House Square Footage Calculator
Calculate total house square footage for real estate listings, appraisals, or renovation projects. Use the multi-segment tool to handle additions, bump-outs, and L-shaped footprints.
House Area Calculator
What counts as house square footage
The ANSI Z765 standard - used by appraisers and most real estate listings - counts only finished, heated, fully enclosed space measured to the exterior wall surface. This means: above-grade finished rooms count; finished basements count separately (and are usually not added to "main" square footage).
Garages, screened porches, unfinished attics, decks, and patios do NOT count as living square footage. They're reported separately in listings ("attached 2-car garage", "covered porch").
Measuring an existing house
Walk the exterior with a tape measure. For each side, measure the longest exterior dimension at the foundation (or, if measuring to siding, account for cantilevers and bump-outs). Sketch the footprint and label every dimension.
For a two-story house with the same footprint upstairs and down, multiply the footprint by 2. For homes with smaller upper floors (Cape Cod, story-and-a-half), measure each floor separately. For tri-levels, measure each level.
Above-grade vs below-grade vs total finished area
House square footage has three distinct meanings, and listings often blur them. Knowing the difference protects you when comparing properties.
Above-grade (finished) area: the heated, finished space above ground level. Excludes basements even if finished. This is what ANSI Z765 considers 'gross living area' (GLA) for residential.
Below-grade (finished basement): heated, finished basement space. Listed separately, even when habitable.
Total finished area: above-grade + below-grade. The 'big number' that listings often lead with.
Why this matters: a 2,500 sq ft 'total' home with 1,000 sq ft of finished basement is really 1,500 sq ft above-grade. Appraisers, tax assessors, and most real estate comparables use above-grade square footage. Comparing a 2,500 sq ft GLA home to a 2,500 sq ft total home (with 1,000 below-grade) is misleading — they're not equivalent products.
Calculating house square footage room by room
The most accurate way to calculate house square footage is room by room from exterior wall to exterior wall. ANSI Z765 specifies the methodology:
Measure each room's length and width to the inside surface of finished walls. Multiply for room square footage.
Stair openings count toward the floor below, not the floor above (the opening is space in the lower floor, not the upper).
Closets count if they're heated and at least 5 ft tall.
Bathrooms, hallways, and circulation space count if heated.
Attached garages, screened porches, attics with less than 7 ft ceiling height: don't count.
Sloped ceilings (in attics): only count area with 5+ ft ceiling height.

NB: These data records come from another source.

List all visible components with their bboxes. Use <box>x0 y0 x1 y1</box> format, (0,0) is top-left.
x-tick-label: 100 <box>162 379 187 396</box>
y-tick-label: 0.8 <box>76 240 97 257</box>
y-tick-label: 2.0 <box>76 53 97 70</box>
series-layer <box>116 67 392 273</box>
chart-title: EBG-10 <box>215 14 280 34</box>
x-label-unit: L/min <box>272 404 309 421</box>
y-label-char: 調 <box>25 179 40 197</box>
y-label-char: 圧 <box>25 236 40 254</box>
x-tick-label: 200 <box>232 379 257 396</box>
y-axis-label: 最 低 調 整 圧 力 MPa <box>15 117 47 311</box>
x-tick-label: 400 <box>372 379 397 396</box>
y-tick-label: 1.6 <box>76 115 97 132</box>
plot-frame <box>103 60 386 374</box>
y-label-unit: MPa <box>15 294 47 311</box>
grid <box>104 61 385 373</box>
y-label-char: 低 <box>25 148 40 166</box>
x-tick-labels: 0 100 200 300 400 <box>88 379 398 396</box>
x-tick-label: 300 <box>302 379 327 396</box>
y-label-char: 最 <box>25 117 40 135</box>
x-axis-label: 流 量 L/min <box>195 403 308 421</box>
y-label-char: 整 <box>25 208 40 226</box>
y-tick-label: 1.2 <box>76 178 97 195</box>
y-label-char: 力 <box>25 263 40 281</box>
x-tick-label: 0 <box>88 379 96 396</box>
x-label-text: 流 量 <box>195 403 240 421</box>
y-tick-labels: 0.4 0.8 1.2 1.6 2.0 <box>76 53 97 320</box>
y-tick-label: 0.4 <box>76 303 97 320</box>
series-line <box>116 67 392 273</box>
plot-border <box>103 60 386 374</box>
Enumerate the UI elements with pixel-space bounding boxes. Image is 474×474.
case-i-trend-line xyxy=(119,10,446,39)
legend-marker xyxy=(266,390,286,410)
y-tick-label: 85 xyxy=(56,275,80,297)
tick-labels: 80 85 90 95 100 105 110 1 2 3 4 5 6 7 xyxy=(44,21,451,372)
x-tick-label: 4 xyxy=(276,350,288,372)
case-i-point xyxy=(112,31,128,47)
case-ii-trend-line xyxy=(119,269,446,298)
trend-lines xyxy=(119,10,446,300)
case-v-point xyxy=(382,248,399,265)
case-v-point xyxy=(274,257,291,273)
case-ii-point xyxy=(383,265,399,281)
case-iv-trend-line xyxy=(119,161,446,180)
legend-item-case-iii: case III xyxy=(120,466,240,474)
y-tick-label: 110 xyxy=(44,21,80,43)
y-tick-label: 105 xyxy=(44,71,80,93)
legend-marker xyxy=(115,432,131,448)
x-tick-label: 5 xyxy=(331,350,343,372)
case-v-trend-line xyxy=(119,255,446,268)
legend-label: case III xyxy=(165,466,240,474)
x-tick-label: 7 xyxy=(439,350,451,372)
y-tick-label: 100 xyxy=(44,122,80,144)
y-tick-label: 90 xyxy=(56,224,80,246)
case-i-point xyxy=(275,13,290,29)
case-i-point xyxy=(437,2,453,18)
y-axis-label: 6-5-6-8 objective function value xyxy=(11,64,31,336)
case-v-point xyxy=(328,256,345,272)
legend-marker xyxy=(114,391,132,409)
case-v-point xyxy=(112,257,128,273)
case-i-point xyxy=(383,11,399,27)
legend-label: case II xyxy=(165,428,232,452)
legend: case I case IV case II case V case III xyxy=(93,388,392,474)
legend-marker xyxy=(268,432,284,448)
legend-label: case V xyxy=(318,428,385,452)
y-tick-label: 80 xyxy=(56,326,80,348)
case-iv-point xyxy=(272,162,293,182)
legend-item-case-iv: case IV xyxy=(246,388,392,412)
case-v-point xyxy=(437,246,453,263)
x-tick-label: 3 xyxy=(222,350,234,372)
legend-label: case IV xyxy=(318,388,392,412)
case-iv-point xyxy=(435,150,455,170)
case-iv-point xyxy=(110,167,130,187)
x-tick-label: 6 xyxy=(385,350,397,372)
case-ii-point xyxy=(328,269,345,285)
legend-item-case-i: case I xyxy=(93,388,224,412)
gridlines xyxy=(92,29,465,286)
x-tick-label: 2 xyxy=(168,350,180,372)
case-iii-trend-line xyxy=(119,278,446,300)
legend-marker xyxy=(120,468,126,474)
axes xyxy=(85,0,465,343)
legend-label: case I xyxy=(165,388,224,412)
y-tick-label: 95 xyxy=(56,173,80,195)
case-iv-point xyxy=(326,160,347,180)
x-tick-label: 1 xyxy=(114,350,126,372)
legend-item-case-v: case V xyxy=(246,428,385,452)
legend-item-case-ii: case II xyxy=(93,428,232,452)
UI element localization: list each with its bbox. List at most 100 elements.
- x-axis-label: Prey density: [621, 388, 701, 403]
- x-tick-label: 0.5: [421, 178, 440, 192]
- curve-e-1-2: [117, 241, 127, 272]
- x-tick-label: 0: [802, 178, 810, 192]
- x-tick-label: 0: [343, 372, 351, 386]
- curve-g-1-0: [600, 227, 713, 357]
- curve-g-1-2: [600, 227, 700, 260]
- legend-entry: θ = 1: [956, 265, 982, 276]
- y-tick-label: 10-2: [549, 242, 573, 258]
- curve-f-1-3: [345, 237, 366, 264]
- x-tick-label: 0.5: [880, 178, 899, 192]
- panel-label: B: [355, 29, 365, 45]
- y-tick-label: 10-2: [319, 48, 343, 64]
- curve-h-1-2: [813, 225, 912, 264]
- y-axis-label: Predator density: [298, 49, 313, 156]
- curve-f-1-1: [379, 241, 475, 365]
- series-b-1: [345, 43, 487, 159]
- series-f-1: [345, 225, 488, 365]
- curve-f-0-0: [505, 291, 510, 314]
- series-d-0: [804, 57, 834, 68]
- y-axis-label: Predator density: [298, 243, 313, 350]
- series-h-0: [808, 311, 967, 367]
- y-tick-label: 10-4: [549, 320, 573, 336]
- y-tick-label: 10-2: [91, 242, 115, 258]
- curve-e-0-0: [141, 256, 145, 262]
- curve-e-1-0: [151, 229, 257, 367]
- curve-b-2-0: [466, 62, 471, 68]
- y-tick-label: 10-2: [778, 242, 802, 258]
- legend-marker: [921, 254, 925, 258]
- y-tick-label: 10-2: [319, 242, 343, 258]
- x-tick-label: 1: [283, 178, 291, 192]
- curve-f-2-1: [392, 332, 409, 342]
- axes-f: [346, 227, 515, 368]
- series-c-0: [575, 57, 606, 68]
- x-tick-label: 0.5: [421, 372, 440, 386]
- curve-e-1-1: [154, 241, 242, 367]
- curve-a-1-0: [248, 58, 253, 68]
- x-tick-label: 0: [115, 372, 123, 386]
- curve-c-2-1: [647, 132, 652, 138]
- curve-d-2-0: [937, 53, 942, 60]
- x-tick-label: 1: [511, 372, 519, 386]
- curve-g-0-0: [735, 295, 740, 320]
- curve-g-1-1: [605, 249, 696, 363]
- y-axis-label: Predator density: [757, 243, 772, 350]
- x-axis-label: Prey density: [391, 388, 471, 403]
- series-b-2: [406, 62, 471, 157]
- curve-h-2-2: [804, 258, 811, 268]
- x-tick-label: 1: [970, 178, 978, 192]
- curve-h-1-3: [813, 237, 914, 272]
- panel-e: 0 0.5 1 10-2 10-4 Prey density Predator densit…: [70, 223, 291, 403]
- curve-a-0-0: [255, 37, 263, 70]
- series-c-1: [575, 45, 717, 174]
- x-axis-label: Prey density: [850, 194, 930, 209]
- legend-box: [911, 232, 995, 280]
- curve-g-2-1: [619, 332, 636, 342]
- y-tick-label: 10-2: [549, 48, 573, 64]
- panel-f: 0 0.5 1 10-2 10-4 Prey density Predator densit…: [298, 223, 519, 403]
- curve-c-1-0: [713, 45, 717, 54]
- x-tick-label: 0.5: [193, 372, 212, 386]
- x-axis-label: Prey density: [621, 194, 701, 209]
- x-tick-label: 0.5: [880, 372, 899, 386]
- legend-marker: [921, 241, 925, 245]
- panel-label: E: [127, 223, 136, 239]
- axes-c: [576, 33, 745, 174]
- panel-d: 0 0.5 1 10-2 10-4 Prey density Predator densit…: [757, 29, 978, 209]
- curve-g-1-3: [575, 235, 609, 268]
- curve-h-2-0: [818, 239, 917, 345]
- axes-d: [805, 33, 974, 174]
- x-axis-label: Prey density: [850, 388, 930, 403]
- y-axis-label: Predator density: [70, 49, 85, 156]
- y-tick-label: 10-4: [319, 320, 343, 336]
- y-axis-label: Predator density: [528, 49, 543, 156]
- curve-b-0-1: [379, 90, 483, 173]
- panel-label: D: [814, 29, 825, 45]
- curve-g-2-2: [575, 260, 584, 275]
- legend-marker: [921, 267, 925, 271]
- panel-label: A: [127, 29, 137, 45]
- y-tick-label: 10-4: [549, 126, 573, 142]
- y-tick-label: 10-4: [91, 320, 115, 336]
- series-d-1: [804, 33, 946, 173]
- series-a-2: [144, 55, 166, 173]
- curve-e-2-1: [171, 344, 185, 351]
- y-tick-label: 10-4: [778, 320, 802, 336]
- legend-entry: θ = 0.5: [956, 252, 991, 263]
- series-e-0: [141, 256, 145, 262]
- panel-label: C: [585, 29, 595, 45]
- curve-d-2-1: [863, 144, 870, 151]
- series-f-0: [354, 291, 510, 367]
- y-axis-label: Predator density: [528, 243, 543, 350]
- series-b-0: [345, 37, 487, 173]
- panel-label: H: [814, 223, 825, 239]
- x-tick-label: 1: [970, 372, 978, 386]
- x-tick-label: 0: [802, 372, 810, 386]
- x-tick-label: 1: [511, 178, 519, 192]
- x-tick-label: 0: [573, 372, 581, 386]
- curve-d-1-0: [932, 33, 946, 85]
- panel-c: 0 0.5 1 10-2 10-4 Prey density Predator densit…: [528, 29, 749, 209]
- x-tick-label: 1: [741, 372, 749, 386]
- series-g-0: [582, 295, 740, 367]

Area between 5-7 ft counts at half value in some standards.
Sum all qualifying rooms for total above-grade GLA.
How appraisers measure (and why it matters)
Real estate appraisers use specific methodologies that affect your home's listed and assessed square footage:
Exterior measurement: appraisers typically measure the exterior dimensions of the house using a tape measure or laser. The interior square footage is calculated by subtracting standard wall thicknesses (usually 6 inches per exterior wall).
Doorways and openings: included as part of the room they're in. Don't subtract for door swings.
Vaulted ceilings: counted as a single floor — the cathedral ceiling area only counts once, not twice (it's the same air, just taller).
Multi-story foyers: the floor count is whichever floor the floor surface is on. A two-story foyer is part of the first floor; the upper-floor surface that overlooks it doesn't count (because there's no floor there).
Realtor disputes happen frequently: if you think your house is bigger than the listed square footage, hire a measure specialist ($150-300) for an official report you can attach to listings.
Pro tips
Use ANSI Z765 for accuracy
Real estate listings, appraisals, and tax records should follow ANSI Z765. Free PDFs of the standard are available from NAR and HUD.
Don't trust tax records
County tax records often disagree with reality by 10%+ - especially for older homes, additions, and finished basements. Always re-measure for a real estate listing.
Finished basement is "below-grade"
A finished basement gets reported separately as below-grade square footage in MLS listings. Combining it with main living area can be considered misrepresentation.
Subtract open-to-below
A two-story foyer or vaulted great room cuts a hole in your second-floor square footage. Subtract the open-to-below area from the upper floor.